17 November 2011

We need to talk about Kevin.

I saw We need to talk about Kevin at the cinema with Bern last night - thanks to Mamamia. It's based on the book by Lionel Shriver, starring Tilda Swinton. Such a brilliantly shot film, such an important story. It's a story about hatred and love and blame and warning signs and evil. And a mother's struggle to grapple with the tragedy, grief and blame her son has caused.

In the before, she lived a life with colour. A life of could have been travels, dreams and trying. So much trying, and compromise, with Kevin especially. But colour. 

In the after, her world was stripped of colour. Except the paint of blame she scrubbed off the walls, the porch, her car, her hands. The blood red paint. Always a reminder. The biggest could have been.

The film was thought provoking and confronting. You never know the burden someone carries. 

I wondered what it'd be like to carry her burden. So damn hard. She'd be grieving for the community while they'd be blaming her. Every moment she'd be worrying what someone would think of her. Carrying the burden having lost everything. Who would grieve for and with her? How could she start over?

It's an example of nature versus nurture. 

Sometimes you can't shape someone, no matter how hard you try.
Sometimes you've got to trust your gut instinct.
Sometimes people are pure evil, born that way, without explanation.
Even your own flesh and blood.
And a mother's love will always be unconditional. 

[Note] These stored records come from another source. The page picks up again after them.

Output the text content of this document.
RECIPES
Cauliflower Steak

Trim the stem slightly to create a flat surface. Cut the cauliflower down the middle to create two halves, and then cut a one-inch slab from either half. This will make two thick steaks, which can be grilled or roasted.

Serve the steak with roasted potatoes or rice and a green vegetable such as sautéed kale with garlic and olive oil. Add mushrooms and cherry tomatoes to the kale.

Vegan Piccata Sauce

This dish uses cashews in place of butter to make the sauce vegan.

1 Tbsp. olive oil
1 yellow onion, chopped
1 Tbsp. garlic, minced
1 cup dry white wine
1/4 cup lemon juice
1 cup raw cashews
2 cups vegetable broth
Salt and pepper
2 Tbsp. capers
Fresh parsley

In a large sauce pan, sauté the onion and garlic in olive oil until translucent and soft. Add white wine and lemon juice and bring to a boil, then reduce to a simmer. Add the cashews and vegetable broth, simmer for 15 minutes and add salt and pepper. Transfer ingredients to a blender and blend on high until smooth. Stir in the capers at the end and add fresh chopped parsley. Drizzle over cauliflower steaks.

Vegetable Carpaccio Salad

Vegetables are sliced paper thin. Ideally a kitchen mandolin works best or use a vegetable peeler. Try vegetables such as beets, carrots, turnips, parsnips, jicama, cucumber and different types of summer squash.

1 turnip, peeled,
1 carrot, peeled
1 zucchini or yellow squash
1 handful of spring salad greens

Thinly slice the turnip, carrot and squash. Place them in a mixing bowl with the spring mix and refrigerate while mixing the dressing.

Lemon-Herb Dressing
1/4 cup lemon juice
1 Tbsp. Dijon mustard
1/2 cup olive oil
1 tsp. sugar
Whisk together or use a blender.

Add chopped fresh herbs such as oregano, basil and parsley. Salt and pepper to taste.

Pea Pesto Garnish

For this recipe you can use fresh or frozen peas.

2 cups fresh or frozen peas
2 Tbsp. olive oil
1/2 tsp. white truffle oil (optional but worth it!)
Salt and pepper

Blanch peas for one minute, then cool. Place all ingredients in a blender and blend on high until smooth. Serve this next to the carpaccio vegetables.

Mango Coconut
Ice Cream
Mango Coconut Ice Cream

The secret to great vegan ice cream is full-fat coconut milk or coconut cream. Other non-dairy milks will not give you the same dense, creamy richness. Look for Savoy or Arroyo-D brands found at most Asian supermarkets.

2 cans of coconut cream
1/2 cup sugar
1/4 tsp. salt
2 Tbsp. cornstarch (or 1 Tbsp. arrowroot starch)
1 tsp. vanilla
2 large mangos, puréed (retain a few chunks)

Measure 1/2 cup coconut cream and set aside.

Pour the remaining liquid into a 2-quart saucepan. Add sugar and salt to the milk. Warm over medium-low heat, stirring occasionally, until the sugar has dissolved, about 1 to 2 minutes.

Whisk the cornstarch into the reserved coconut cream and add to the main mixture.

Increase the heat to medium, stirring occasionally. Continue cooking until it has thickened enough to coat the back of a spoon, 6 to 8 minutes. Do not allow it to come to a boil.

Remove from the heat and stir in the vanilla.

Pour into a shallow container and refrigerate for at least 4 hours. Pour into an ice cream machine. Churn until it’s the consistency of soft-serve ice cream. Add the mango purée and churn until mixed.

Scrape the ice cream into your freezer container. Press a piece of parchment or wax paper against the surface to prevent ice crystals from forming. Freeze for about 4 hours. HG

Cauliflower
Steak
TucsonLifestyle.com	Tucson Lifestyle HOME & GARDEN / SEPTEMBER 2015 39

  1. I cannot wait to see this. Lionel Shriver is an amazing writer and all of her books have had a deep impact on me.

  2. Thanks for the thought provoking review. I will read the book first.

    SSG xxx

    Sydney Shop Girl blog

  3. I want to see this, and I don't want to. You know the way you sometimes have to work your way up to see something like this? It is so easy to choose a light and frothy or fantasy form of entertainment, but the hard hitting stories are the ones that last. I guess I will see it after all.

  4. I love Tilda Swinton, but I don't know whether I'd actually want to watch this movie. It looks far too creepy and unpleasant...I may have to stick to something lighter.

  5. The book was compelling. I'll definitely be seeing the movie. I'm going with a friend who also read the book, I may need a glass of wine in the cinema though.

    The question I most ask about it is if you were her would you, could you forgive? I still don't know the answer...

  6. There was something in the film that made me think she had forgiven him. See the film and come back to tell me.

    I haven't read the book but I hear the film leaves more to the imagination than the Book.

  7. Oops that made no sense. I meant I hear the book is more graphic than the movie

  8. Saw this this week....harrowing. I have read the book, and felt the same after reading it. Seriously considering an elective hystorectomy!!

    Tilda is brilliant.

    I wonder whether the chopping around of the story makes sense as much as if you hadn't read the book. I guess I just knew what was coming, and the punches at the end.

    I don't think she forgives him. I think she is resigned to the fact that he is her kid, and he is all she has left, and that they are in it together now.

  9. Tash - I was a bit confused at the jumping around, having not read the book. But it came together soon enough. I thought about the forgiveness by her preparing his bedroom at the new house.